Here Cinara laricis is being attended by southern wood ants (Formica rufa). Working in Russia, Novgodorova (2005) found that the speckled larch aphid was tended by four Formica species and by Lasius fuliginosus, but not by other Lasius or Myrmica species. The Formica species did not predate any of the tended aphids, even though they consumed large numbers of other aphid species such as Euceraphis. Lasius fuliginosus, on the other hand, did take some tended species, including Cinara laricis, after they decreased in the attractiveness as sources of honeydew late in the season.
This was taken in late October, when one would expect sexual forms to be present. The aphids shown here with (large) developing wingbuds may be developing males, or possibly brachypterous female oviparae. Note that there is also an apterous Cinara cuneomaculata in the picture top right.

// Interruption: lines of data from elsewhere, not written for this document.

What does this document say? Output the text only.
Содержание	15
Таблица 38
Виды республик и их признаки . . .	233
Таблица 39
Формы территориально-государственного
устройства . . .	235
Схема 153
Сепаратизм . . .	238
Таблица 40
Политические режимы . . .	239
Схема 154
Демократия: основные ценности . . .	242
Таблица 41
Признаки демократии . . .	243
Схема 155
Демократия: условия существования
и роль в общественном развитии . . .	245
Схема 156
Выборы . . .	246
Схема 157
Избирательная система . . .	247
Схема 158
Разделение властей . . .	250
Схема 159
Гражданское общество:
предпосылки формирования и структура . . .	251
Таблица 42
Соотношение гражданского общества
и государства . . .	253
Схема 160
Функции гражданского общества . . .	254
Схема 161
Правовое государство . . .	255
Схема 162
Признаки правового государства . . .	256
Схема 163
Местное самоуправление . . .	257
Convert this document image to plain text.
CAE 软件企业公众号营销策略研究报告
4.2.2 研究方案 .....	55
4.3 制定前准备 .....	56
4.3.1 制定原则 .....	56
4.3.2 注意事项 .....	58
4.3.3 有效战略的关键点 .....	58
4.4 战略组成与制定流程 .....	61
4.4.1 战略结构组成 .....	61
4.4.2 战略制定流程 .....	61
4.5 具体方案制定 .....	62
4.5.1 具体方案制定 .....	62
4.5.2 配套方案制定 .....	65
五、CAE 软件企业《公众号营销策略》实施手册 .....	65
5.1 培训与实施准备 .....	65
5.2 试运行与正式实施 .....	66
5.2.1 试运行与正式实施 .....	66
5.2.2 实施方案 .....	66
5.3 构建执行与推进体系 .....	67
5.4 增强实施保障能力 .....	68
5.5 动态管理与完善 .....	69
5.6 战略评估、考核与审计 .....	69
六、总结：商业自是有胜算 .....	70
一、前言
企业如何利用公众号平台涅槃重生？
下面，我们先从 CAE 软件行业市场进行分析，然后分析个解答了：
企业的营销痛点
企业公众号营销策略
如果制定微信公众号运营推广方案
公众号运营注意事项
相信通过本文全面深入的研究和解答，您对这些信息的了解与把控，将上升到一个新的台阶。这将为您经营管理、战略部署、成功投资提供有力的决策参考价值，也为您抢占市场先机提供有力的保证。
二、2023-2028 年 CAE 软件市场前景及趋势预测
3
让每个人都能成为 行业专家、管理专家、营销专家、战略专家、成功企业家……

Damage and controlHe & Yong-mu (1983) reported that Cinara laricis caused serious damage to Dahurian Larch (Larix daharica) used for urban greening along with three other aphid species. The cause for higher infestation on city trees than in natural forests was believed to be increased light levels and reduced abundance of natural enemies. Integrated control was proposed for the problem with only limited use of insecticide.